The organization does not report back the results, but instead
provides participants with a number that encodes the carrier state.
Only if two participants want to get married do they submit their
numbers to the organization to find out whether or not their children
are likely to develop a recessive genetic disease, or whether they are
"compatible or incompatible for the marriage," according to Erlich.
Since the program was started in the 1980s, it has helped to nearly
eliminate Tay-Sachs disease in participating communities, he said.

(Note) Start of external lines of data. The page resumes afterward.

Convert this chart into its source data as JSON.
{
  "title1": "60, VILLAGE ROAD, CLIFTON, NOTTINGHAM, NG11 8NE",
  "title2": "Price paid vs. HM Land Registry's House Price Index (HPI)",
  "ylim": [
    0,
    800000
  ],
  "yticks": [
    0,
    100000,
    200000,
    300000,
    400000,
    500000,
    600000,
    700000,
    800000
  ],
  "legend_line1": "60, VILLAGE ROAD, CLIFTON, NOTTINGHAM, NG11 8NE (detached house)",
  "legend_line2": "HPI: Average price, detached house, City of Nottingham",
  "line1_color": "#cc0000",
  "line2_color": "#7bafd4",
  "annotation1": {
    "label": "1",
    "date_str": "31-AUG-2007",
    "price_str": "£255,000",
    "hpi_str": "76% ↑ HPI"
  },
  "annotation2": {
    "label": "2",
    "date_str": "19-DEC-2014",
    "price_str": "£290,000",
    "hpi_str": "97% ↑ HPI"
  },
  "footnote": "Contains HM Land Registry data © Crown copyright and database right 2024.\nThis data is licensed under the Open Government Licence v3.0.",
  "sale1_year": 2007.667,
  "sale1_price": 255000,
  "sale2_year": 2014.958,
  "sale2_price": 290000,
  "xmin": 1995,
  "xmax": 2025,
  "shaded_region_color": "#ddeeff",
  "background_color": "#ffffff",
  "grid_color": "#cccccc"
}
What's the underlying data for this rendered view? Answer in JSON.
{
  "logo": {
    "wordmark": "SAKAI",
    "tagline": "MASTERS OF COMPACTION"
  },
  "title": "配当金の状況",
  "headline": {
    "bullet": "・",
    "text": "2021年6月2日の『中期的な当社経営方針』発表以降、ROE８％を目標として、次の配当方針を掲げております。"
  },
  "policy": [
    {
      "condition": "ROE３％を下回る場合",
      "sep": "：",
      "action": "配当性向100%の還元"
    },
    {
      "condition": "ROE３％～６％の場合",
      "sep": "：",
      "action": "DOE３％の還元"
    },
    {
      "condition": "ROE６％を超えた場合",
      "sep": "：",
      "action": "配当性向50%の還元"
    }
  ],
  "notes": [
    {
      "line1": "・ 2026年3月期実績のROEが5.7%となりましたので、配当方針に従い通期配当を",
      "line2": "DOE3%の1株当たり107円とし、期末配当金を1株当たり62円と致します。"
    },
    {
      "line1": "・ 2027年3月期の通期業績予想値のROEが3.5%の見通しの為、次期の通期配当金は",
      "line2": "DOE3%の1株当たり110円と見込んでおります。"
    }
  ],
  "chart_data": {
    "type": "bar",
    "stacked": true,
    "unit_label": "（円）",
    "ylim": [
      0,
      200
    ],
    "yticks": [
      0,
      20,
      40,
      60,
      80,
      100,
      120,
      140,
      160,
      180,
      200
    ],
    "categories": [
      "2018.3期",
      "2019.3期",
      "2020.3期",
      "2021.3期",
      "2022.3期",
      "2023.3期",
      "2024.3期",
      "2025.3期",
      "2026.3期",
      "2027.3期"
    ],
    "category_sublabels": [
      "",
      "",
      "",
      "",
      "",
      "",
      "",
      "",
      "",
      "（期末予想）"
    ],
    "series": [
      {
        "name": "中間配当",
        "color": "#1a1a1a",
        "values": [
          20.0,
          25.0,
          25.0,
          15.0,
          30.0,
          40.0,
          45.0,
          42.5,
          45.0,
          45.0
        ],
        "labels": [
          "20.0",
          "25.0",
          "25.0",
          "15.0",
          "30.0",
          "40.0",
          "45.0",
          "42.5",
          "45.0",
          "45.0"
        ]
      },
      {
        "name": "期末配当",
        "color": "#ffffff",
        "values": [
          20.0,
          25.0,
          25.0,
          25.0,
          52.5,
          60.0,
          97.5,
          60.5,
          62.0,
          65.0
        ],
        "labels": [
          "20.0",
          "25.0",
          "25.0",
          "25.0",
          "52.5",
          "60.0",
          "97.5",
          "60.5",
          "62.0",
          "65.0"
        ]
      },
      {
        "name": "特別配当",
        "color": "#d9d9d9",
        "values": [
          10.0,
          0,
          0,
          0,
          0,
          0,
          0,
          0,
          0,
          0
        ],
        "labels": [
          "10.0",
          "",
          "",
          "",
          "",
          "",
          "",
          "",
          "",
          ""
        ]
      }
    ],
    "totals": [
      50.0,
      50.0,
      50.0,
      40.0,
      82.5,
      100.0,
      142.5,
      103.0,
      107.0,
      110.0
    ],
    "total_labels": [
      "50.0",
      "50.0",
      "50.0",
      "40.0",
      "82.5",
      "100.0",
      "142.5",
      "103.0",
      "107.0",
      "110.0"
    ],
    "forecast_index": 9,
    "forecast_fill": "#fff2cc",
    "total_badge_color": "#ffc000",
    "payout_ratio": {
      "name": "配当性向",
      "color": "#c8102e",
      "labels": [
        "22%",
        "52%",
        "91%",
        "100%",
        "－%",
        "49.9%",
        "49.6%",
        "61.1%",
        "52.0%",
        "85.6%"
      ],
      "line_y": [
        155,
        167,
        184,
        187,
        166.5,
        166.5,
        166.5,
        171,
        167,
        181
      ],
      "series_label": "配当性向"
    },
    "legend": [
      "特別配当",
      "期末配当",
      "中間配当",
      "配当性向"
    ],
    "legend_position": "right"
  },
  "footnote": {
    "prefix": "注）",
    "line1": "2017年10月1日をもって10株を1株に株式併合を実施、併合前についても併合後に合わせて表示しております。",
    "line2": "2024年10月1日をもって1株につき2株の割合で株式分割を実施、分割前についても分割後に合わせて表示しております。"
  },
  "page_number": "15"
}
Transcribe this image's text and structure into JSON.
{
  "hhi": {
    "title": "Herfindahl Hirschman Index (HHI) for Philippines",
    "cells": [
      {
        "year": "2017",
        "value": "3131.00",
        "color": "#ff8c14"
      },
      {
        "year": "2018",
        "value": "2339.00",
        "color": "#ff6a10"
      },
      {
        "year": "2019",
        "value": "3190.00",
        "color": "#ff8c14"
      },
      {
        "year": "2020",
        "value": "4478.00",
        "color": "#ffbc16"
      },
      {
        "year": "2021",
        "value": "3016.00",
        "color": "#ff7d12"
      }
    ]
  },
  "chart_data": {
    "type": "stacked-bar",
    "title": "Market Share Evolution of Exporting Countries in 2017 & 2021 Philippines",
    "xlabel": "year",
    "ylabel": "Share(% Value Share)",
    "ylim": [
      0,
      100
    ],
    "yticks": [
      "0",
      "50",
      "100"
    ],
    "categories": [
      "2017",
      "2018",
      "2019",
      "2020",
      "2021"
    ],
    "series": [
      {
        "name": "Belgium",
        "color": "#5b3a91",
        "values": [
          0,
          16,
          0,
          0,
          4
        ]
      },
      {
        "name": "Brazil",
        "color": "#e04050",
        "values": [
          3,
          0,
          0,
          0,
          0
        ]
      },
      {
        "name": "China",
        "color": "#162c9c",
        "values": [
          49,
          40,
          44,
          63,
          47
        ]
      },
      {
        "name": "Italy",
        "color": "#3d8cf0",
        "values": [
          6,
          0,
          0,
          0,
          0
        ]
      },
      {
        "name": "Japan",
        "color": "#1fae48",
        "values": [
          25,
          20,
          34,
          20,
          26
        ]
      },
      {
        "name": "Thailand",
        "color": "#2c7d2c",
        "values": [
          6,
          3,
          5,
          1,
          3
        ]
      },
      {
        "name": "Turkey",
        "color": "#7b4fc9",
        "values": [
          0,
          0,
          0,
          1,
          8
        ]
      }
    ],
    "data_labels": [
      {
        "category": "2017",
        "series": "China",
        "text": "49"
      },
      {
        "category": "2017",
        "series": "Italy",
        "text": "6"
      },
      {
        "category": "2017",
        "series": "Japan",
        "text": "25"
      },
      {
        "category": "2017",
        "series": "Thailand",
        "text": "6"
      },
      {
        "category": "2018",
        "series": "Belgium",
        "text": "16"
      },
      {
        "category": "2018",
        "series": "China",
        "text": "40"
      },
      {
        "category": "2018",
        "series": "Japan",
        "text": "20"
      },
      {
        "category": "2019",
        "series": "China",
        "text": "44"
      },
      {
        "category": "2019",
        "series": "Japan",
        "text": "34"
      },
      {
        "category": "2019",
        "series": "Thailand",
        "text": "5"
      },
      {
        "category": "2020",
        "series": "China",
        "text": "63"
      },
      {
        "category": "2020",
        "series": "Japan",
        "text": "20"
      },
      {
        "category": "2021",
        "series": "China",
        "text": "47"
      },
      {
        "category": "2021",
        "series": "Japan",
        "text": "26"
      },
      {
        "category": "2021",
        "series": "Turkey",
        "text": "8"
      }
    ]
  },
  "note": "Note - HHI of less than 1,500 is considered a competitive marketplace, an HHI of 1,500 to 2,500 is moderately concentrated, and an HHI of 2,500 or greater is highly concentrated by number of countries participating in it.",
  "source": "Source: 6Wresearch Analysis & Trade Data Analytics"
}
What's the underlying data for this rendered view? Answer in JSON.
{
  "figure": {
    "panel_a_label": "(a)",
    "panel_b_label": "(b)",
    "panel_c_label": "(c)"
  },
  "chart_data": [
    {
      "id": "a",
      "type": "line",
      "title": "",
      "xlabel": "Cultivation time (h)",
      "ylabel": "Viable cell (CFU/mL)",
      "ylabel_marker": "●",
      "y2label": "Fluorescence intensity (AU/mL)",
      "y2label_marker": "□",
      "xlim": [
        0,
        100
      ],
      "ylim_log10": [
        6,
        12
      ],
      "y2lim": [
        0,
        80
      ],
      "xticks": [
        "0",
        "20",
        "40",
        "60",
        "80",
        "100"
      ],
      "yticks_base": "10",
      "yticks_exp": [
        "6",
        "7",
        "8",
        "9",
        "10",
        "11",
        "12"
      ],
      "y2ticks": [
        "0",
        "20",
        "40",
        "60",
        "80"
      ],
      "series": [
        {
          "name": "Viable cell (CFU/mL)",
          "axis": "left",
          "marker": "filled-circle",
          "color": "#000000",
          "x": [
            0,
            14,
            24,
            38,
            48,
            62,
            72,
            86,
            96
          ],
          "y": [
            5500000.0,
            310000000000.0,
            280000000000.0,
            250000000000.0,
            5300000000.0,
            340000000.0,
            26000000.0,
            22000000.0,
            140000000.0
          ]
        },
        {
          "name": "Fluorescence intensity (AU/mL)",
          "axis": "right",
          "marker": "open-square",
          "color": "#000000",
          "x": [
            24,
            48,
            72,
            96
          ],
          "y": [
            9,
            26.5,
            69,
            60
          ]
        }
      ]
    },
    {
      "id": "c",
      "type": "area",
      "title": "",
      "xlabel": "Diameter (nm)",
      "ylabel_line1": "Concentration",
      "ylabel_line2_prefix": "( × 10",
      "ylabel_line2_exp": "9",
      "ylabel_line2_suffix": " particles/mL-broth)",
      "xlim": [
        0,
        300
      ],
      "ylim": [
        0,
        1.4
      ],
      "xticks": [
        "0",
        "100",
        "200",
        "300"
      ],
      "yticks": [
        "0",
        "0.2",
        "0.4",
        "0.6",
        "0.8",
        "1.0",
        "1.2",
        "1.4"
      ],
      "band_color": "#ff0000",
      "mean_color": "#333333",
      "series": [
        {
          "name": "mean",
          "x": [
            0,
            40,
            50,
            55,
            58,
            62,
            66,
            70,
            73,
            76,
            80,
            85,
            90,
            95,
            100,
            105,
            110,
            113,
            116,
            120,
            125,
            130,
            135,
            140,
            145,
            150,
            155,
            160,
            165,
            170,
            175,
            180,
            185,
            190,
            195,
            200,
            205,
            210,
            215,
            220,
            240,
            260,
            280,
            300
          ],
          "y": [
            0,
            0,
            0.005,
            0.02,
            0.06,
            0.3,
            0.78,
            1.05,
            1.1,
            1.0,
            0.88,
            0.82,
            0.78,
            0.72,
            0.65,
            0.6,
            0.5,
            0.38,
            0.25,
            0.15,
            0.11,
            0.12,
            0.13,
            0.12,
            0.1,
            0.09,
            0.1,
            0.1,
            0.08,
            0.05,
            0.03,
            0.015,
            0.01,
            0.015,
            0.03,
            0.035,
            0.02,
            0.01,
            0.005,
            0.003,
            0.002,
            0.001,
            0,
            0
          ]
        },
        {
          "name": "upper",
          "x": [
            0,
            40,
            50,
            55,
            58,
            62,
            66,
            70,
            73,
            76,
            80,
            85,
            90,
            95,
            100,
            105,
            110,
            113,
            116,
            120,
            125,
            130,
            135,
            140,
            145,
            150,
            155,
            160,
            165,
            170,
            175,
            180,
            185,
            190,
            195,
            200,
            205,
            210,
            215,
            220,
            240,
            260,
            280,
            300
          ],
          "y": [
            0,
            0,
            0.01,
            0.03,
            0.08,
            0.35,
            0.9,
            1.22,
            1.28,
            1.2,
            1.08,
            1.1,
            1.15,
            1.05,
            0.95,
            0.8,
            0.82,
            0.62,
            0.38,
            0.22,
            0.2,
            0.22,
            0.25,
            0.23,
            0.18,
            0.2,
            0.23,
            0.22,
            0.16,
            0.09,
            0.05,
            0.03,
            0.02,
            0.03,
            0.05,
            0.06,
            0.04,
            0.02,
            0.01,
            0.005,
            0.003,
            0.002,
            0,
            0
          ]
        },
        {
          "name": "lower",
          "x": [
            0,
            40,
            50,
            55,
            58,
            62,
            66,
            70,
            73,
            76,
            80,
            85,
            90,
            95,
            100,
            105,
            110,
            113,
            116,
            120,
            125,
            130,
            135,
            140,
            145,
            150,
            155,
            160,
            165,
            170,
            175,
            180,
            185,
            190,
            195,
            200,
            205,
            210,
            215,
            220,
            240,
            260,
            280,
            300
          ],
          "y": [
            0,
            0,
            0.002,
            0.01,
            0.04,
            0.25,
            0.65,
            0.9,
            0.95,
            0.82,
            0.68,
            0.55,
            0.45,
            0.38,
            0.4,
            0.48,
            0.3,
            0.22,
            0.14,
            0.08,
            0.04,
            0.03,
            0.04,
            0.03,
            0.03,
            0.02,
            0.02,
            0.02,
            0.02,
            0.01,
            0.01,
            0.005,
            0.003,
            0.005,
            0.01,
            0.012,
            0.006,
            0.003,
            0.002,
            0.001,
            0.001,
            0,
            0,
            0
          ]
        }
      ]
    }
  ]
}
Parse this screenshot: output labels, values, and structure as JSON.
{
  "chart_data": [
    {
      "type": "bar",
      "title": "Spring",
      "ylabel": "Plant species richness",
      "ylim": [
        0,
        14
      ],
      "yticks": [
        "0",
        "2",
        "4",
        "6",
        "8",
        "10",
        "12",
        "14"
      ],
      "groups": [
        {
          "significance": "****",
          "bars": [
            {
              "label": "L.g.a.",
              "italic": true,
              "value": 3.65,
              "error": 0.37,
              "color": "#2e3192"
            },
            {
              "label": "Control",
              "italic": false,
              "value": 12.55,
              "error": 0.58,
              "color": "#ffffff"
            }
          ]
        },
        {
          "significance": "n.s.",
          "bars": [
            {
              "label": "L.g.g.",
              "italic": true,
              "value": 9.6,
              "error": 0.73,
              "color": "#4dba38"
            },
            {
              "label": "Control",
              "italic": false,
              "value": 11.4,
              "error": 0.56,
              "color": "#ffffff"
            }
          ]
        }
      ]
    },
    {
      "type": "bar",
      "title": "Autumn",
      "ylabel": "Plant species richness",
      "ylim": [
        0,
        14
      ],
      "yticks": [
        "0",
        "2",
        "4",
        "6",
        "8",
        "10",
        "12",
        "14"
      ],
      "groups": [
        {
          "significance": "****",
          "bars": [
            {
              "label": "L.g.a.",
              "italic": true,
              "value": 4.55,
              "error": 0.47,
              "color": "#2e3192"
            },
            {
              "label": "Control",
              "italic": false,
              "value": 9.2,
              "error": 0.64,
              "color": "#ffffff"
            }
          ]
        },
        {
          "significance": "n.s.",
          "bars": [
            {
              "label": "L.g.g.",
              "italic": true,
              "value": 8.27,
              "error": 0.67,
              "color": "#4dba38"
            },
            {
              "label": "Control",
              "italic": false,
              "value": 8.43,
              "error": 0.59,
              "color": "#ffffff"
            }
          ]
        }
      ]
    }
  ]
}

Under their collaboration, Cold Spring Harbor will analyze several
thousand previously characterized samples provided by Dor Yeshorim and
assess whether or not they are carriers for certain genetic diseases.
"The vision is to take 10 loci, 8,000 specimens, [and] sequence them in
one Illumina run," Erlich said. The panel of genes to be tested could
be increased in the future, he added.
One part of the project is to validate the new method, and to
compare the sequencing-based results to those derived from standard
genotyping. Another part will be to identify new causative mutations in
cases where a disease allele is known to exist but the precise mutation
is unknown, according to Hannon.
Another possible application of the multiplexed sequencing method is
in HLA testing, according to the researchers, although this will be
more difficult because the state of both alleles in the genome needs to
be inferred, and because complex haplotypes need to be reconstructed
from short reads. "Theoretically, it should be feasible," Erlich said.